Woodward, Inc. reported unaudited consolidated earnings results for the first quarter ended December 31, 2012. For the quarter, the company's net sales were $408,339,000 compared to $407,896,000 a year ago. Sales in the first quarter of fiscal 2013 were affected by both normal seasonal ordering patterns and increased fiscal and economic volatility. Earnings before income taxes was $38,537,000 compared to $40,176,000 a year ago. Net earnings was $27,368,000 or $0.39 per diluted share compared to $28,416,000 or $0.40 per diluted share a year ago. Net cash provided by operating activities was $39,974,000 compared to $2,328,000 a year ago. Payments for property, plant, and equipment was $29,894,000 compared to $17,254,000 a year ago. EBIT was $44,925,000 compared to $46,358,000 a year ago. The current quarter EBIT was primarily impacted by continuing investments in Aerospace manufacturing capacity and capability, as well as acquisition costs, offset by decreased variable compensation. Foreign currency exchange rates had a negative impact of approximately $2 million on EBIT for the quarter. EBITDA was $62,865,000 compared to $64,785,000 a year ago. Total debt was $590 million at December 31, 2012, and reflects new debt of $200 million used to finance the acquisition of Duarte business.

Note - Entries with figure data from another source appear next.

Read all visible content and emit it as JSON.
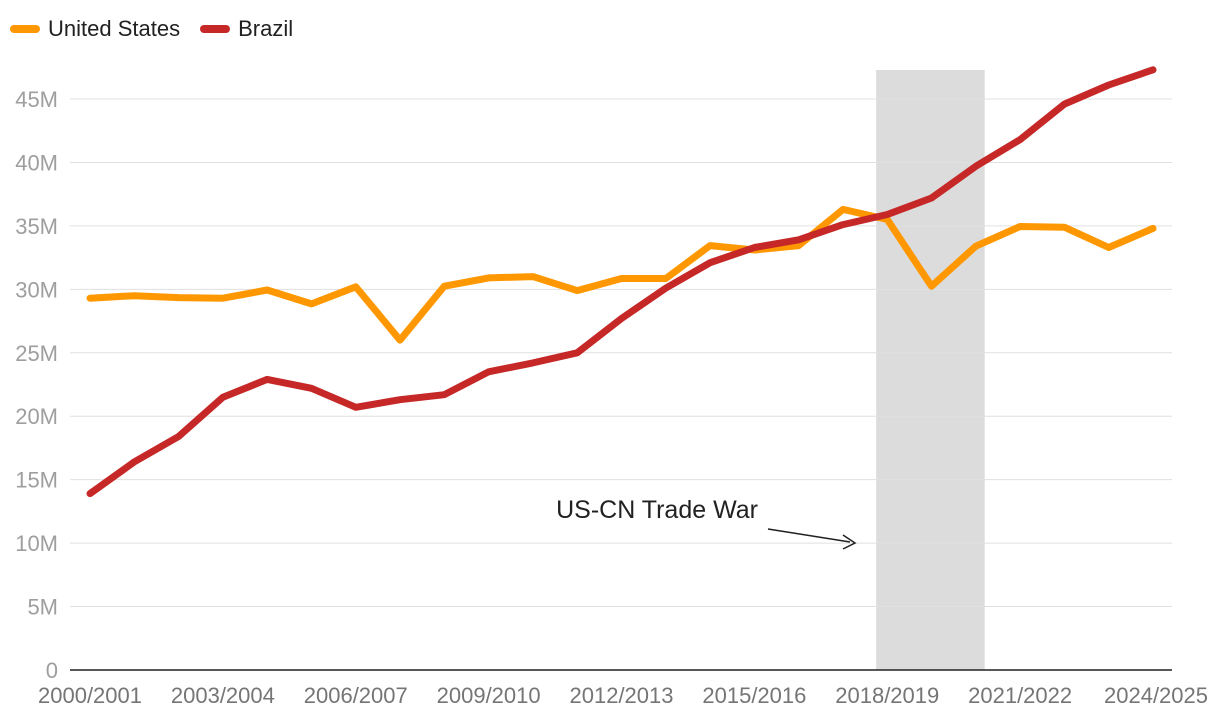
{
  "chart_data": {
    "type": "line",
    "title": "",
    "xlabel": "",
    "ylabel": "",
    "ylim": [
      0,
      45000000
    ],
    "y_ticks": [
      0,
      5000000,
      10000000,
      15000000,
      20000000,
      25000000,
      30000000,
      35000000,
      40000000,
      45000000
    ],
    "y_tick_labels": [
      "0",
      "5M",
      "10M",
      "15M",
      "20M",
      "25M",
      "30M",
      "35M",
      "40M",
      "45M"
    ],
    "categories": [
      "2000/2001",
      "2001/2002",
      "2002/2003",
      "2003/2004",
      "2004/2005",
      "2005/2006",
      "2006/2007",
      "2007/2008",
      "2008/2009",
      "2009/2010",
      "2010/2011",
      "2011/2012",
      "2012/2013",
      "2013/2014",
      "2014/2015",
      "2015/2016",
      "2016/2017",
      "2017/2018",
      "2018/2019",
      "2019/2020",
      "2020/2021",
      "2021/2022",
      "2022/2023",
      "2023/2024",
      "2024/2025"
    ],
    "x_tick_labels": [
      "2000/2001",
      "2003/2004",
      "2006/2007",
      "2009/2010",
      "2012/2013",
      "2015/2016",
      "2018/2019",
      "2021/2022",
      "2024/2025"
    ],
    "series": [
      {
        "name": "United States",
        "color": "#ff9800",
        "values": [
          29300000,
          29500000,
          29350000,
          29300000,
          29950000,
          28850000,
          30200000,
          26000000,
          30250000,
          30900000,
          31000000,
          29900000,
          30850000,
          30850000,
          33450000,
          33100000,
          33450000,
          36300000,
          35500000,
          30250000,
          33400000,
          34950000,
          34900000,
          33300000,
          34800000
        ]
      },
      {
        "name": "Brazil",
        "color": "#c62828",
        "values": [
          13900000,
          16400000,
          18400000,
          21500000,
          22900000,
          22200000,
          20700000,
          21300000,
          21700000,
          23500000,
          24200000,
          25000000,
          27700000,
          30100000,
          32100000,
          33300000,
          33900000,
          35100000,
          35900000,
          37200000,
          39700000,
          41800000,
          44600000,
          46100000,
          47300000
        ]
      }
    ],
    "highlight": {
      "label": "US-CN Trade War",
      "from_category": "2018/2019",
      "to_category": "2020/2021"
    },
    "legend_position": "top-left",
    "grid": true
  },
  "colors": {
    "grid": "#e0e0e0",
    "highlight": "#dcdcdc",
    "axis": "#212121"
  }
}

The company provided earnings guidance for the fiscal 2013. The company anticipated that fiscal 2013 sales will be between $1.9 billion and $2.0 billion, and earnings per share will be between $2.22 and $2.42 per share, including approximately a $0.07 per share effect of the fiscal year 2012 retroactive impact of the U.S. research and experimentation credit for fiscal 2013 that will be recognized in the second fiscal quarter of this year. The company expects full year 2013 free cash flow will be approximately $75 million. For 2013, the company continues to anticipate capital expenditures of approximately $150 million compared to $65 million in 2012. Including its recent acquisition, the company now anticipates that fiscal 2013 sales will be between $1.9 billion and $2.0 billion, and earnings per share will be between $2.22 and $2.42 per share, including approximately a $0.07 per share effect of the fiscal year 2012 retroactive impact of the U.S. The company currently estimates the retroactive impact of legislation will reduce its effective tax rate for fiscal 2013 by a little more than 2% points. Excluding the retrospect impact of the R&E credit restatement, the company would expect the full year effective tax rate of approximately 28% to 29%, largely in line with recent experience.